Partilhar via


Software Design Patterns - Creational Patterns

This happens to be the first of my articles on Software Design Patterns. I will present some basics followed by implementation of the pattern.

These patterns help make a system independent of how its objects are created, composed and represented.
A class creational pattern uses inheritance to vary the class that’s instantiated, whereas the object creational pattern will delegate instantiation to another object.

In creational patterns emphasis shifts away from hard coding a fixed set of behaviors towards defining a smaller set of fundamental behaviors that can be composed into any number of more complex ones. Thus object composition becomes more important than class inheritance.
Some widely used patterns in this category are:

Abstract Factory
- The main purpose is to create objects for the product class.

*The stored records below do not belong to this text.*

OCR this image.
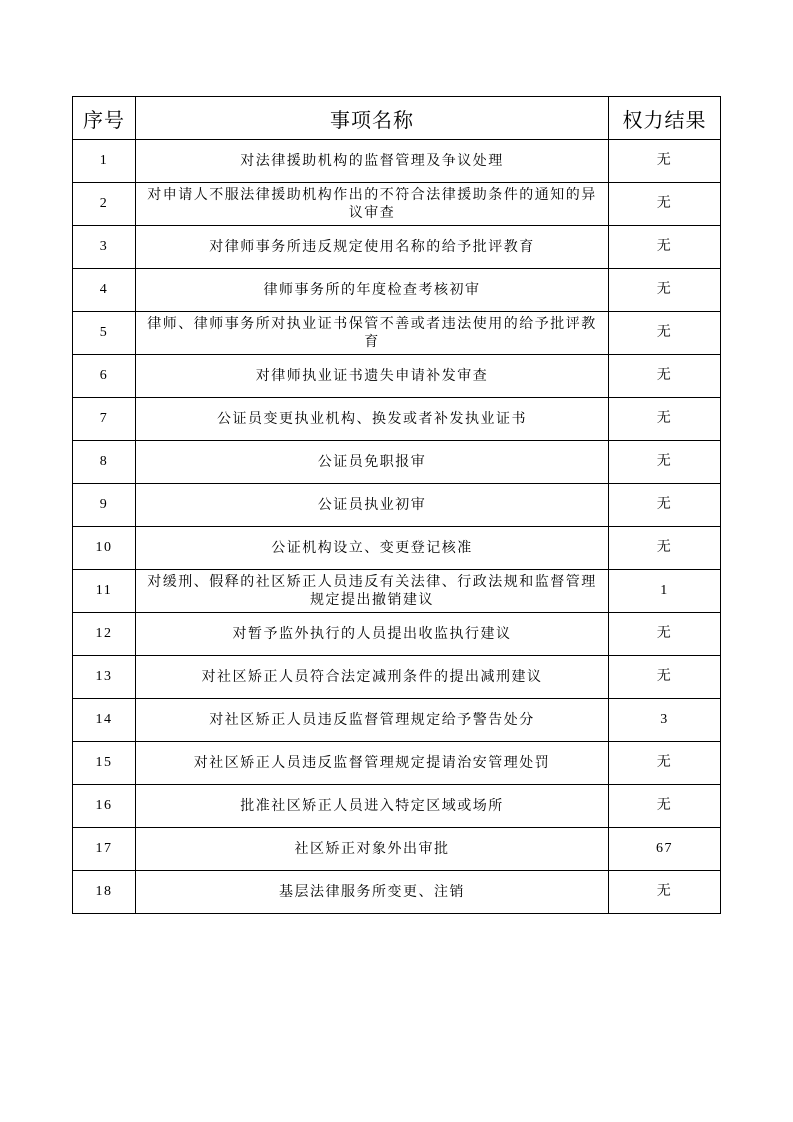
序号	事项名称	权力结果
1	对法律援助机构的监督管理及争议处理	无
2	对申请人不服法律援助机构作出的不符合法律援助条件的通知的异议审查	无
3	对律师事务所违反规定使用名称的给予批评教育	无
4	律师事务所的年度检查考核初审	无
5	律师、律师事务所对执业证书保管不善或者违法使用的给予批评教育	无
6	对律师执业证书遗失申请补发审查	无
7	公证员变更执业机构、换发或者补发执业证书	无
8	公证员免职报审	无
9	公证员执业初审	无
10	公证机构设立、变更登记核准	无
11	对缓刑、假释的社区矫正人员违反有关法律、行政法规和监督管理规定提出撤销建议	1
12	对暂予监外执行的人员提出收监执行建议	无
13	对社区矫正人员符合法定减刑条件的提出减刑建议	无
14	对社区矫正人员违反监督管理规定给予警告处分	3
15	对社区矫正人员违反监督管理规定提请治安管理处罚	无
16	批准社区矫正人员进入特定区域或场所	无
17	社区矫正对象外出审批	67
18	基层法律服务所变更、注销	无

 - The break-up of classes involved is as follows:
> You need an abstract factory class which acts as a base to some concrete classes.
> You need an abstract product/entity class which will act as a base class for some fixed number of concrete product classes.
> A client, which always uses the interfaces declared by the abstract factory and product classes.
> The factory class is not abstract; it in fact uses the Singleton pattern to create only 1 instance. It is used by the product classes to create new instances.

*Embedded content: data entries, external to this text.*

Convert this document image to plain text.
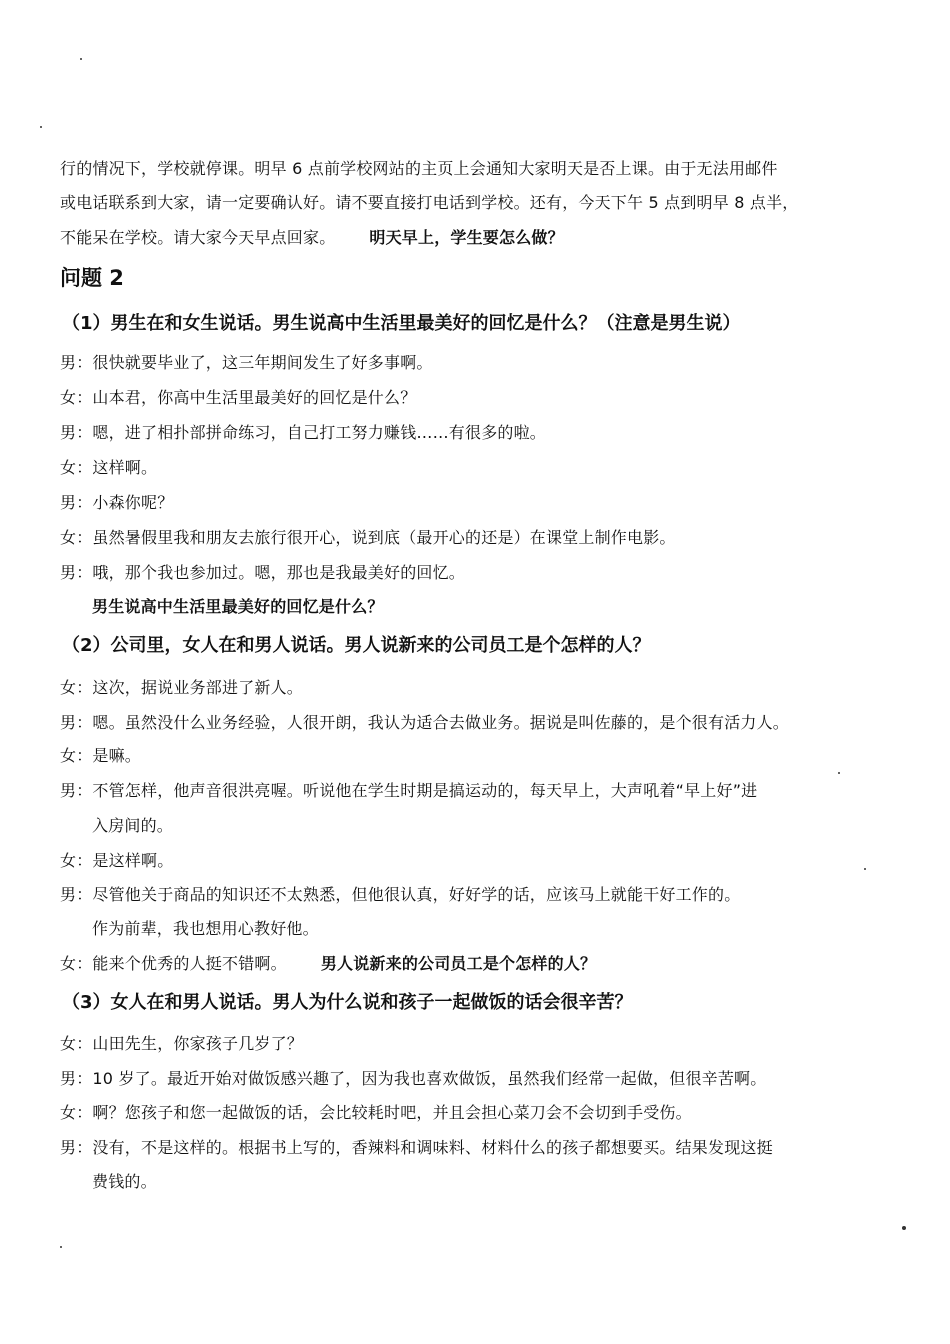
行的情况下，学校就停课。明早 6 点前学校网站的主页上会通知大家明天是否上课。由于无法用邮件
或电话联系到大家，请一定要确认好。请不要直接打电话到学校。还有，今天下午 5 点到明早 8 点半，
不能呆在学校。请大家今天早点回家。 明天早上，学生要怎么做？
问题 2
（1）男生在和女生说话。男生说高中生活里最美好的回忆是什么？（注意是男生说）
男：很快就要毕业了，这三年期间发生了好多事啊。
女：山本君，你高中生活里最美好的回忆是什么？
男：嗯，进了相扑部拼命练习，自己打工努力赚钱……有很多的啦。
女：这样啊。
男：小森你呢？
女：虽然暑假里我和朋友去旅行很开心，说到底（最开心的还是）在课堂上制作电影。
男：哦，那个我也参加过。嗯，那也是我最美好的回忆。
男生说高中生活里最美好的回忆是什么？
（2）公司里，女人在和男人说话。男人说新来的公司员工是个怎样的人？
女：这次，据说业务部进了新人。
男：嗯。虽然没什么业务经验，人很开朗，我认为适合去做业务。据说是叫佐藤的，是个很有活力人。
女：是嘛。
男：不管怎样，他声音很洪亮喔。听说他在学生时期是搞运动的，每天早上，大声吼着“早上好”进
入房间的。
女：是这样啊。
男：尽管他关于商品的知识还不太熟悉，但他很认真，好好学的话，应该马上就能干好工作的。
作为前辈，我也想用心教好他。
女：能来个优秀的人挺不错啊。 男人说新来的公司员工是个怎样的人？
（3）女人在和男人说话。男人为什么说和孩子一起做饭的话会很辛苦？
女：山田先生，你家孩子几岁了？
男：10 岁了。最近开始对做饭感兴趣了，因为我也喜欢做饭，虽然我们经常一起做，但很辛苦啊。
女：啊？您孩子和您一起做饭的话，会比较耗时吧，并且会担心菜刀会不会切到手受伤。
男：没有，不是这样的。根据书上写的，香辣料和调味料、材料什么的孩子都想要买。结果发现这挺
费钱的。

 - You can use this pattern in the following cases:
> A system is independent in terms of how its products are created, composed and represented.
> You want to provide a class library of things, and you don’t want to reveal the implementations but interfaces.
> The number of products is defined.

 - Advantages:
> Concrete classes are isolated. Product class names are isolated in the implementation of the concrete factory.
> Product families can be changed easily.
> Promotes consistency among products.

 - Disadvantages:
> Supporting new kinds of products is difficult. It requires you to change the abstract and concrete factory classes at number of places.

Factory
- This pattern defines an interface for creating an object, but let subclasses decide which class to instantiate.

 - The break-up of the classes involved is as follows:
> You need a Product and a Creator
> Concrete classes for Product and Creator.
> Creator relies on its subclasses to define factory method so that it returns an instance of the appropriate Concrete Product.

 - The following happens:
> You may create multiple Creator classes, and multiple Product classes.
> Each Creator has something like a Create() function that creates one/more Products.
> From a client, you create an array of Creator base abstract class. This array can have objects from any of the inherited Creator classes.
> The inherited Creator classes then create one/more Products for the client.

Builder
- This pattern is useful when you want to separate the construction of a complex object from its representation. This enables the same construction process to create different representations.
- It involves a Builder and a Director.
- Use this pattern if:
> You need to keep the algorithm of creating a complex object separate from the parts that make it up.
> The construction process must allow different representations for the object that’s constructed.

 - The break-up of the classes involved are as follows:
> There is an abstract builder class for creating parts of a product object.
> You need a Concrete Builder class to construct and assemble parts of the product by implementing Builder.
> A Director class that constructs an object by using the Builder.
> The Product classes that represent the complex object under construction. They do not require an Abstract base class as their implementations have to be very different.

 - The following happens:
> A client creates the Director object and configures it with the desired Builder object.
> Director notifies the Builder to build a Product. Builder then adds parts to the Product.
> The client retrieves the Product from the builder.

 - Advantages:
> Director has no direct interaction with the Product so you can easily change/modify them.
> It isolates the code for construction and representation.
> This pattern constructs products step by step under Director’s control.